Mayor London Breed proposed the shelter to house up to 200 people, saying it is part of her plan to build 1,000 new shelter beds by 2020. The announcement came as a surprise to many residents who have packed hearings to protest, saying the location that is popular with residents and tourists is inappropriate for such a shelter.
Resident Janet Lawson, who is opposed to the shelter, said that the music festival Woodstock was better organized than the shelter layout. And she criticized Breed for thinking about the next election instead of engaging with concerned residents.
"By no means does anyone believe this is the only spot for this place," Lawson said.
Neighbor Wallace Lee threatened legal action if the port approved the deal.
"We all know the mayor is desperate to get this shelter built in five months ... to fulfill a campaign promise," he said.
But Jennifer Friedenbach of the San Francisco Coalition on Homelessness said that signs in the room rejecting the shelter are symbolic of "unbridled entitlement."
"Commissioners, I know this is uncomfortable for you, but stand up to the hate," she said. "Class bias has turned into class hate."
Staff are recommending commissioners approve an initial two-year lease with the city's homelessness department, with a possible option for another two-year extension. The Port of San Francisco owns the land for the proposed shelter site.
There are at least 1,000 people on a waiting list for shelter beds, said Jeff Kositsky, director of the city's Department of Homelessness & Supportive Housing.
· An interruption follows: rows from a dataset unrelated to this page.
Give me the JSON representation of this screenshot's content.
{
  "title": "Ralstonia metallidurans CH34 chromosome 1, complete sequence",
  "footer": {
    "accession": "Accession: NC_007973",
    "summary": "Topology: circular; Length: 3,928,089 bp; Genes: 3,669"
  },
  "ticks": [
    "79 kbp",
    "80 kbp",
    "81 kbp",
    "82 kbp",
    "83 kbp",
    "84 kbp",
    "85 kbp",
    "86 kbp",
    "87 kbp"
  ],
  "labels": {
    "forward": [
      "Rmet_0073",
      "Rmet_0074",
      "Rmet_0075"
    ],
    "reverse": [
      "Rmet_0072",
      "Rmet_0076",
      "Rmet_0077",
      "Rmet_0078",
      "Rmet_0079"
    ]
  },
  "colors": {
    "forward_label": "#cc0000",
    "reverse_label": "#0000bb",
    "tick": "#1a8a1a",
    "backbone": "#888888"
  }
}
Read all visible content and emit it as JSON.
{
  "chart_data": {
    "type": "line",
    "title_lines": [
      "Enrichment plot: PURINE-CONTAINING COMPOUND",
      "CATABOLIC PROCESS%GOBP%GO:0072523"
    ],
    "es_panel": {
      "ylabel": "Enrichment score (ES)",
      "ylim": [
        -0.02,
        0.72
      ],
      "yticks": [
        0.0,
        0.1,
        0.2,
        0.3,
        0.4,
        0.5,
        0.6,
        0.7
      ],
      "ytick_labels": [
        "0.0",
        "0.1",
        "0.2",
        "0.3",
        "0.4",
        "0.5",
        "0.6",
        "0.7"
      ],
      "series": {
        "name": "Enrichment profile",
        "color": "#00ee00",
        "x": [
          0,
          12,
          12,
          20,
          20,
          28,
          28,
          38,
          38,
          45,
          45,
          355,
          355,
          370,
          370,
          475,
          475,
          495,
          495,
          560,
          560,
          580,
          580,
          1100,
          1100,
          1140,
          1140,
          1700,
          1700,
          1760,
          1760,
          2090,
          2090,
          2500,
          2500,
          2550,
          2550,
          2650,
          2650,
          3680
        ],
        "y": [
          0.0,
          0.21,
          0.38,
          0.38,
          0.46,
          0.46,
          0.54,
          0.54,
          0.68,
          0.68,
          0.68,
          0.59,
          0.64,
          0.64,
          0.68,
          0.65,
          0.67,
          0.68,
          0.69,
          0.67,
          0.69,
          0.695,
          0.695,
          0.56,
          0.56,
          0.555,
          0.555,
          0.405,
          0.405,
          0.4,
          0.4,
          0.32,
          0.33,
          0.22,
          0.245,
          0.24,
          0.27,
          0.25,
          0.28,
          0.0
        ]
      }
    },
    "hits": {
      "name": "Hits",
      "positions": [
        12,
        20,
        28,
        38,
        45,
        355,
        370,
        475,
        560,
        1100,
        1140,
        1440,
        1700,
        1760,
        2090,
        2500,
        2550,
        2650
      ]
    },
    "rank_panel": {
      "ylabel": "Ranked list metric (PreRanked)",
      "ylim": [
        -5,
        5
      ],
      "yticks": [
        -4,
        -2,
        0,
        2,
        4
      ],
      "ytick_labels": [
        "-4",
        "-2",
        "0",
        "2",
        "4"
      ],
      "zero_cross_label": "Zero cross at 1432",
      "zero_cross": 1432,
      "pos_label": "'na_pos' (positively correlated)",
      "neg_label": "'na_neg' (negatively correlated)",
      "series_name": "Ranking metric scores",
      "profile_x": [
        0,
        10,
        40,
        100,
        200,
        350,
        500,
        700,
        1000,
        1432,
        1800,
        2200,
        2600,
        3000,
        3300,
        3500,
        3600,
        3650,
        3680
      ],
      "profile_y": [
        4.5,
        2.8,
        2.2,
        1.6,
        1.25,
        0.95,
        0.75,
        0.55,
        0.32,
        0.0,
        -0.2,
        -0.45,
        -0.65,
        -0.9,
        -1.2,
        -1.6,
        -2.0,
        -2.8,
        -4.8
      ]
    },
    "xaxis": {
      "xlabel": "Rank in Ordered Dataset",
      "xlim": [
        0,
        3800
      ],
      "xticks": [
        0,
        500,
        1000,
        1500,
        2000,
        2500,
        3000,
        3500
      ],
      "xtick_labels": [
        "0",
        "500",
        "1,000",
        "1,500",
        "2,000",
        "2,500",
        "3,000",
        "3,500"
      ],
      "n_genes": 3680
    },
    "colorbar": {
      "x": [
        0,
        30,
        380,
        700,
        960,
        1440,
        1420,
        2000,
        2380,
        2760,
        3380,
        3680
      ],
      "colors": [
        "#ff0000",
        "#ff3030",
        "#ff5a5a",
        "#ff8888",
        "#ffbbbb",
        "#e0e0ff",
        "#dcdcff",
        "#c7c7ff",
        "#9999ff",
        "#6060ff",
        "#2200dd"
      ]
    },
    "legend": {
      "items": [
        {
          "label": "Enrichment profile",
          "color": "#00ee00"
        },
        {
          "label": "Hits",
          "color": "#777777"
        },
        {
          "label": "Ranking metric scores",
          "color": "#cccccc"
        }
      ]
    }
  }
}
He said the department has received hundreds of phone calls and emails on the subject.
"This is a crisis of epic proportion, it's a humanitarian crisis,'' he said, adding that "one night sleeping off of the streets instead of on the streets is a success."
More than 4,000 people sleep unsheltered each night in a city of about 885,000.
San Francisco struggles with income and housing inequity, with homes among the most expensive in the country.
San Francisco companies Pinterest and Lyft recently went public, and Uber and Slack are coming soon, driving fears that newly minted millionaires will snap up the few family homes left for under $2 million.